Showing posts with label we are all artists. Show all posts
Showing posts with label we are all artists. Show all posts

Monday, July 13, 2009

art & entertainment: kunstweek 2009

to continue from the previous post, i remember writing in my comment last year, that the borders between art and entertainment are fading rapidly.

and, the applause machine for this development is being cranked to the highest level. only natural, when one understands the mechanisms behind this. these mechanisms are many and varying in nature.

but a main ingredient is that smart marketing of a relatively shallow product gives a great yield. which is why so much effort is put in the marketing, especially when compared to the product being marketed.
which is why on our television sets we see channel after channel filled with the same rather meaningless entertainment programmes, and we have to search hard among our 100 channels to find serious and well-researched documentaries. [later comment: i must have been in a negative mood writing this - recently i saw various very good documentaries!]

in art, there used to be an added complication. namely the pretention that art is somehow `deep' and `meaningful' and `important commentary on society' etc. etc. etc. but, as we progress, this pretention can surely be dropped. more and more we see that art is being presented as `cultural business'. in the netherlands (as elsewhere i'm sure, since the netherlands never dare to take up a serious frontline position in the arts) the word `cultural entrepreneur' is being advocated instead of `visual artist'.

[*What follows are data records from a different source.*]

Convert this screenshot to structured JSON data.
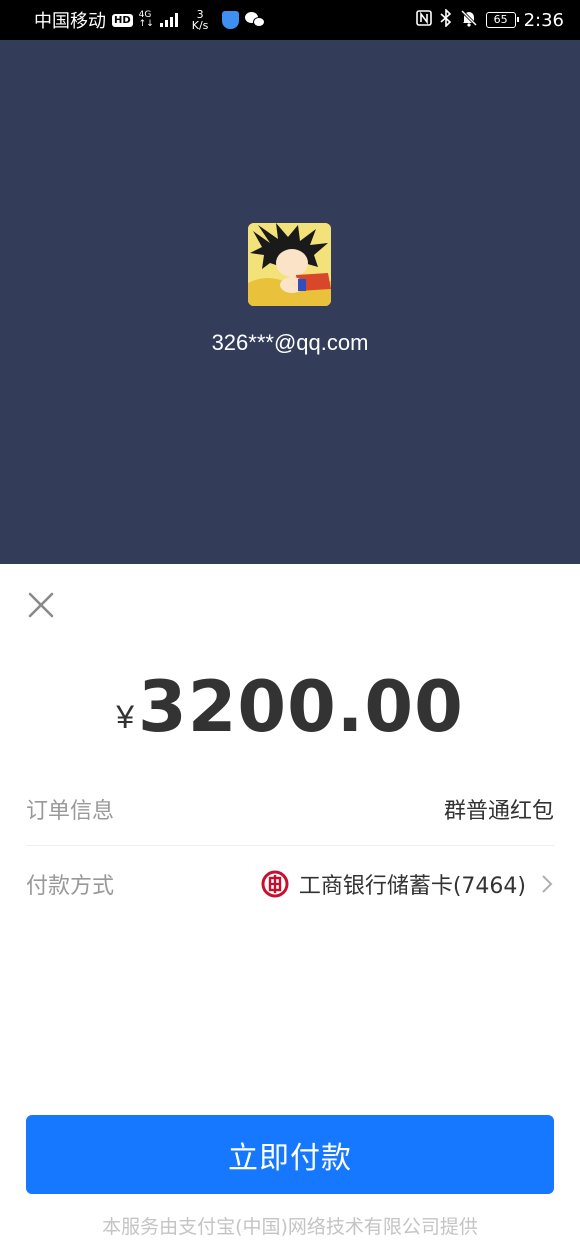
{
  "status_bar": {
    "carrier": "中国移动",
    "hd": "HD",
    "network_top": "4G",
    "network_bottom": "↑↓",
    "speed_value": "3",
    "speed_unit": "K/s",
    "battery": "65",
    "time": "2:36"
  },
  "header": {
    "account": "326***@qq.com",
    "background_color": "#333d5a"
  },
  "payment": {
    "currency_symbol": "¥",
    "amount": "3200.00",
    "order_label": "订单信息",
    "order_value": "群普通红包",
    "method_label": "付款方式",
    "method_value": "工商银行储蓄卡(7464)",
    "bank_icon": "icbc-logo-icon",
    "pay_button": "立即付款",
    "accent_color": "#1677ff"
  },
  "footer": {
    "text": "本服务由支付宝(中国)网络技术有限公司提供"
  }
}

we are condoning the usurpation of art by business types, money makers and managers. we are more and more sponsoring entertainment which is presented as art, with funds which should [could at least, to be less morally pressuring] be used to create some depths in our modern culture. depths which the entertainment machine will never create, because the effort-yield ratio is too low in business terms.

the running example: kunstweek 2009 (dutch `art week') not only organizes a largely pre-arranged election, but in order to gain momentum -which means enough participants in the election, since success in the entertainment industry is always measured in audience numbers- they offer prizes which can be won if you vote.

and then they dare say (again i translate literally from their website):

Question: Which criteria determine whether an artist is good or not?
Answer: Much can be said on the creative and artistic value of art [sic!], except that it can be measured with concrete norms. There are no conceivable absolute norms for the appreciation of art, neither the market value nor the artistic value. But even if the quality of art cannot be quantified, the resonance and the appreciation can. And that is the goal of the election!


notice, that first they say that there are no conceivable absolute norms for the appreciation of art, and then one sentence later they say that the appreciation of art can be quantified...i'm not joking!

such quantification is even the very goal of the election, they say.

i'm sorry. words fail me. good luck, brave new entertainment world. i always thought art was about something else. perhaps we can invent a new word for artists like me, meaning something like `silly old romantic strugglers with paint, colour, form, life, depth, nature, human existence, beauty'?

better still: let's organize an election for such a word!!! the best word -to be judged by a panel of experts from the advertisement industry- will win the 10,000 easels which were used in the interactive art work `we are all artists' which won the heineken art festival 2009!!! (`we are all artists' is a work by by cultural entrepreneur ralf kwaaknijd in which on a large public square 10,000 people (selected through an internet election) paint a collective portrait of our queen, which is 100 x 100 pixels. each canvas is approximately 20 x 20 cm, the completed portrait measures 20 m x 20 m.)